Autumn. All the leaves are brown, and the sky is grey. Some people love the crunch of leaves under foot, the colours demanding attention as they turn gold and red and finally brown before falling. Autumn is called the Fall in America for good reason.

I don’t love this season though. To me, Fall is the limbo between the promise of spring, the life of summer and the final slide into dormancy that winter brings. Autumn feels like a metaphor for lives which are withering and will end not in a great celebration of achievement, but as a gentle spiral to the ground and final delicate disintegration back to dust.

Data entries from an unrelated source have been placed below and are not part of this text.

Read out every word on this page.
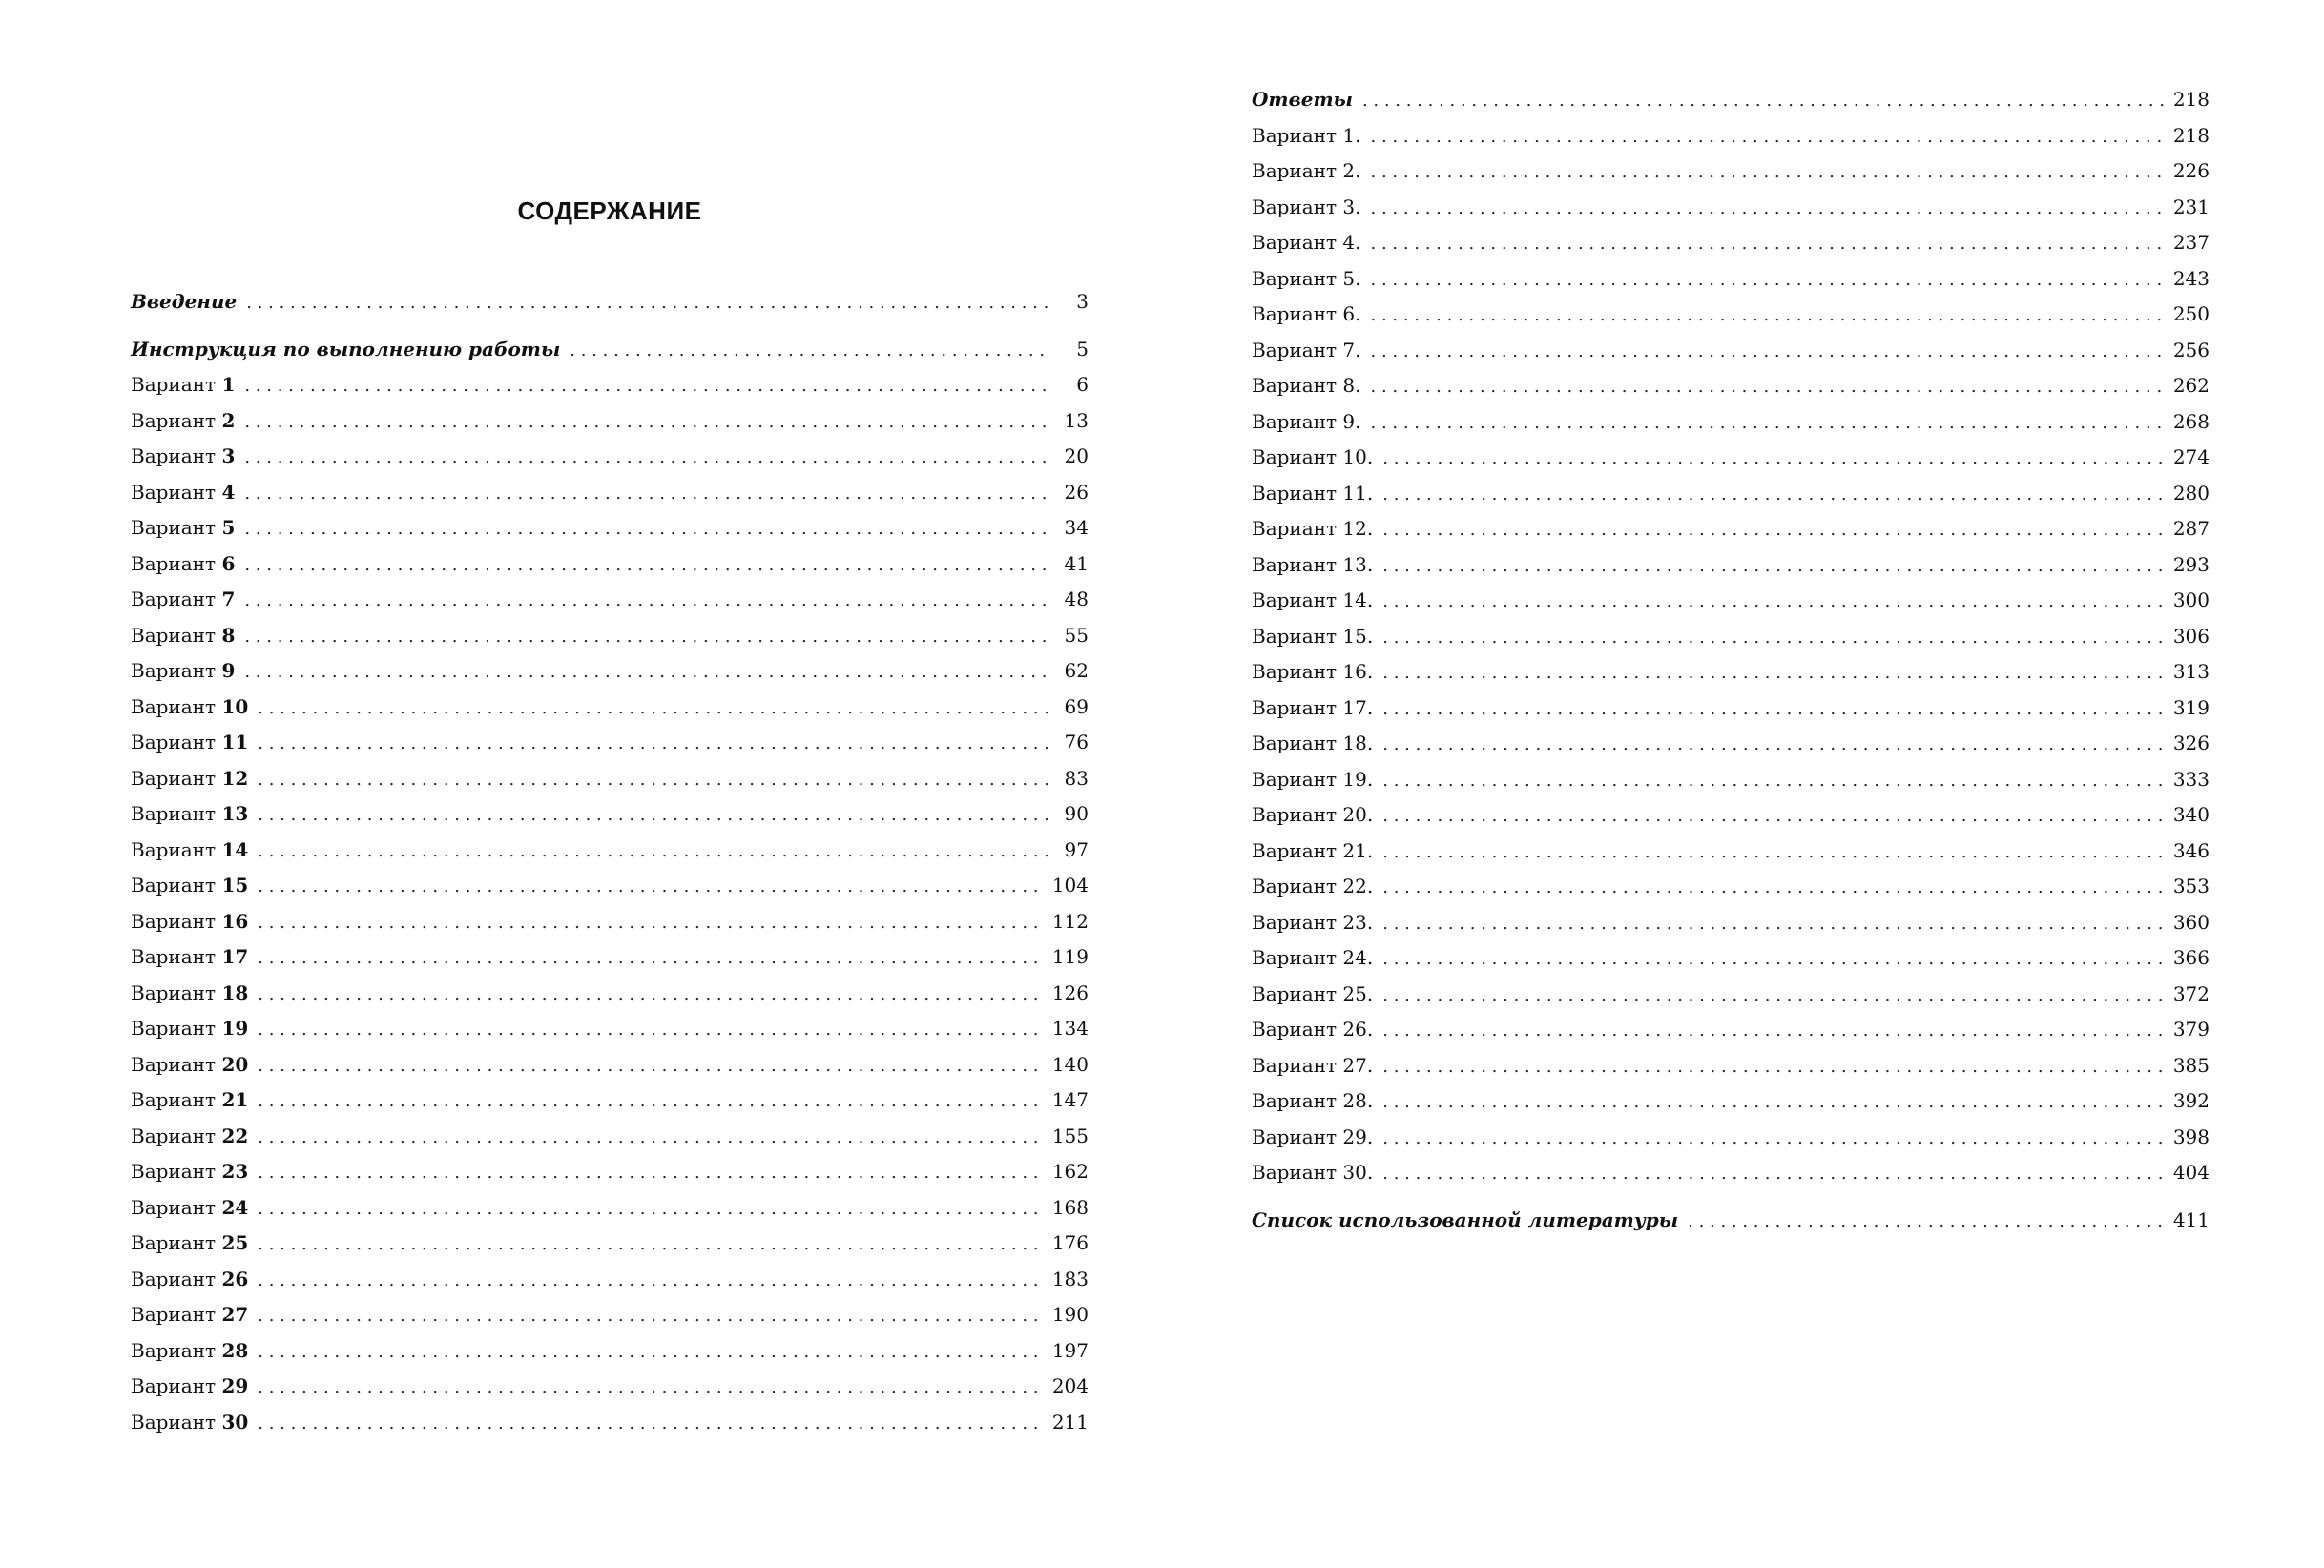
СОДЕРЖАНИЕ
Введение . . .	3
Инструкция по выполнению работы . . .	5
Вариант 1 . . .	6
Вариант 2 . . .	13
Вариант 3 . . .	20
Вариант 4 . . .	26
Вариант 5 . . .	34
Вариант 6 . . .	41
Вариант 7 . . .	48
Вариант 8 . . .	55
Вариант 9 . . .	62
Вариант 10 . . .	69
Вариант 11 . . .	76
Вариант 12 . . .	83
Вариант 13 . . .	90
Вариант 14 . . .	97
Вариант 15 . . .	104
Вариант 16 . . .	112
Вариант 17 . . .	119
Вариант 18 . . .	126
Вариант 19 . . .	134
Вариант 20 . . .	140
Вариант 21 . . .	147
Вариант 22 . . .	155
Вариант 23 . . .	162
Вариант 24 . . .	168
Вариант 25 . . .	176
Вариант 26 . . .	183
Вариант 27 . . .	190
Вариант 28 . . .	197
Вариант 29 . . .	204
Вариант 30 . . .	211
Ответы . . .	218
Вариант 1. . . .	218
Вариант 2. . . .	226
Вариант 3. . . .	231
Вариант 4. . . .	237
Вариант 5. . . .	243
Вариант 6. . . .	250
Вариант 7. . . .	256
Вариант 8. . . .	262
Вариант 9. . . .	268
Вариант 10. . . .	274
Вариант 11. . . .	280
Вариант 12. . . .	287
Вариант 13. . . .	293
Вариант 14. . . .	300
Вариант 15. . . .	306
Вариант 16. . . .	313
Вариант 17. . . .	319
Вариант 18. . . .	326
Вариант 19. . . .	333
Вариант 20. . . .	340
Вариант 21. . . .	346
Вариант 22. . . .	353
Вариант 23. . . .	360
Вариант 24. . . .	366
Вариант 25. . . .	372
Вариант 26. . . .	379
Вариант 27. . . .	385
Вариант 28. . . .	392
Вариант 29. . . .	398
Вариант 30. . . .	404
Список использованной литературы . . .	411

So with trepidation, I found myself this week at a big conversation about what makes for a better life, a life filled with sparkle, colour and promise where autumn trees featured as a prominent motif. How wrong could I have been… it was joy made manifest, the first time in a while I’ve looked around a room and noticed that everyone in it had beaming smiles. On each table were autumn leaves and pens, each leaf becoming a statement of militant optimism against a pervasive, endemic lack of ambition for the lives of learning disabled people, trapped in perpetual Fall.

Over the afternoon the Trees of Fall filled with ambition:

I want to be Prime Minister

I want to go to shopping in New York

I want to party with Nile Rogers and Chic

If you believe in yourself, you can make it happen, just DO IT!

I came away pondering 4 things I heard. Things which make me want to be better, not to settle for ” good enough”.

Love – we must work to enable P to experience love and all it brings including hope, rejection, intimacy, excitement, pain, loss and ecstasy. Good social work helps people experience unconditional love from others and respects that people make all kind of decisions when they experience love. If 100 people tell you they want help to form a relationship, and only 2 have ever experienced being in one, what are you going to do about that?

Family and Friends. We trust who P trusts. These aren’t the enemy of social work they are are our greatest accomplices. They are the people P is telling us they want to advocate for them and support them. The earlier we start to build trust and build relationships with P’s family the better. Why wait till P is 18? Let’s re-balance our energy into spending more time bridging the unhelpful clear blue water between social workers who support disabled adults and disabled children.

Status. We’ve got it. They want it. Employment. Nice houses. Cars. Sex drugs and everything in between. We stay up late, they want to stay up late with us and be part of our circle of friends. We are all benefiting from being paid well as professionals, why can’t they. Even if that means they get a rubbish job with a rubbish contract they are on the ladder, seen by society, getting started. I heard a person on my table tell me that they told their family that day care was “going to work” because his dad and brothers all had jobs and he wanted to be like them. Lets crack on and sort jobs. People will sort their own housing options if they have enough money from being in paid work!

Power. The big one. The first three things usually give us power. For learning disabled people they don’t necessarily do so. That’s where we come in. That’s our job. Shifting the power from us to them by embedding status, striving to trust who P trusts and fighting for access to the status we all have. That’s how we devolve our power and enhance theirs. That’s how we make better, longer lives realising the promise a new spring brings.